Swami Satyananda Saraswati wurde am 26. Juli 1923 in einer Kleinstadt in der Nähe von Almora im nordindischen Bundesstaat Uttar Pradesh geboren. Er begegnete seinem Guru, Swami Sivananda Saraswati, in Rishikesh, wurde in den Ashram aufgenommen und von Swami Sivananda 1943 zum Samnyāsin des Dashanāmi-Ordens geweiht. Zwölf Jahre lang blieb er im Ashram und praktizierte arbeitsam und hingebungsvoll Karma-Yoga.
Im Jahr 1955 verließ Satyananda den Ashram in Rishikesh und zog im Auftrag seines Gurus, der ihn ein »vielseitiges Genie« nannte, als Bettelmönch durch ganz Indien. Ein Jahr später gründete er das International Yoga Fellowship Movement in Rajnandgaon und 1963 die Bihar School of Yoga in Munger (Bihar), eine Einrichtung, die mittlerweile von der indischen Regierung als Ausbildungs- und Forschungsinstitut anerkannt wird. Zudem gründete er das Sivananda Math, ein Hilfsprojekt für sozial Schwache, und 1984 die Yoga Research Foundation.
1969 setzte Satyananda einen weiteren Auftrag seines Lehrers in die Tat um und reiste nach Europa, in die USA und nach Australien, um den religiösen Yoga, der vom Vedānta und tantrisch ausgerichteten Hatha-Yoga geprägt ist, im Westen zu verbreiten. Er entwickelte im Lauf der Jahre ein eigenes Yogakonzept und weihte, wie schon sein Lehrer Swami Sivananda, auch Frauen in Samnyāsa107 ein. Die bekannteste Übung der Satyananda-Tradition ist Yoga-Nidrā, der Yoga-Schlaf. Hierbei wird mittels geführter Tiefenentspannung und Visualisierung der Körper in den »Schlaf« versetzt, während der Geist wach bleibt und in die Meditation geführt wird. Charakteristisch ist zudem tantrisches Kriyā-Yoga, zu dem neben der Āsana- und Prānāyāma-Praxis auch Mudrās, Bandhas und innerphysische Reinigungsübungen (sat-karma) sowie die Praxis der Einweihung gehören, weshalb auch Schüler aus westlichen Ländern Sanskritnamen tragen.

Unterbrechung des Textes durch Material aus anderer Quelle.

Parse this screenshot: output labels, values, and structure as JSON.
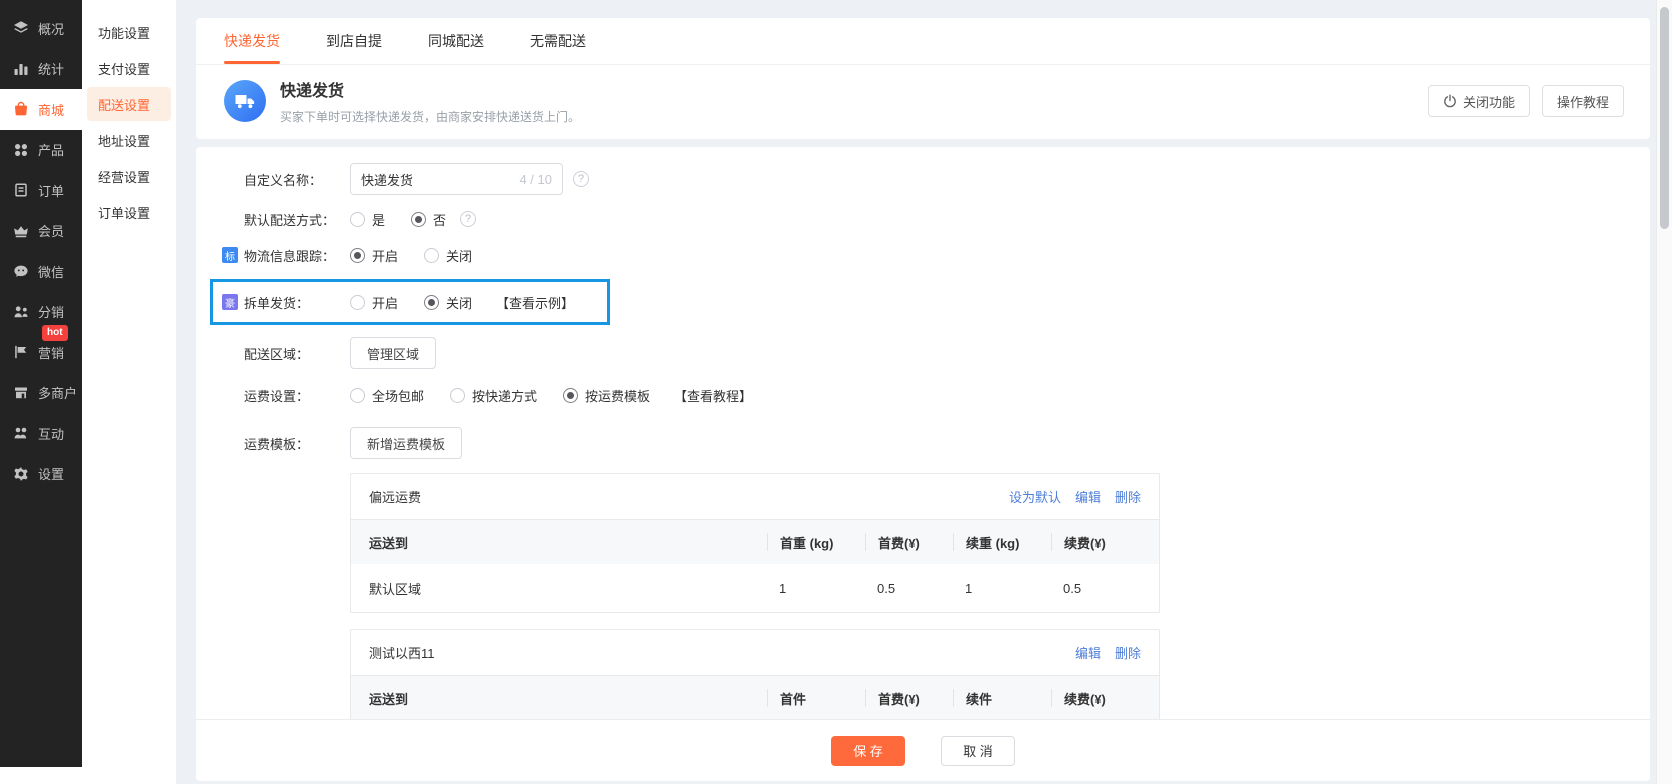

Swami Satyananda hat achtzig Bücher verfasst, zumeist Texte über Yoga und das spirituelle Leben. Die bekanntesten Publikationen in deutscher Sprache sind Asana Pranayama Mudra Bandha (1992)108 und Yoga Nidra (1989)109.
1988 zog sich Satyananda von allen organisatorischen Verpflichtungen und Leitungsfunktionen zurück, verließ Munger und begab sich auf eine Pilgerreise. Zum neuen Repräsentanten des Satyananda-Yoga wurde Swami Niranjananda (geb. 1960), den er bereits fünf Jahre zuvor zu seinem Nachfolger ernannt hatte.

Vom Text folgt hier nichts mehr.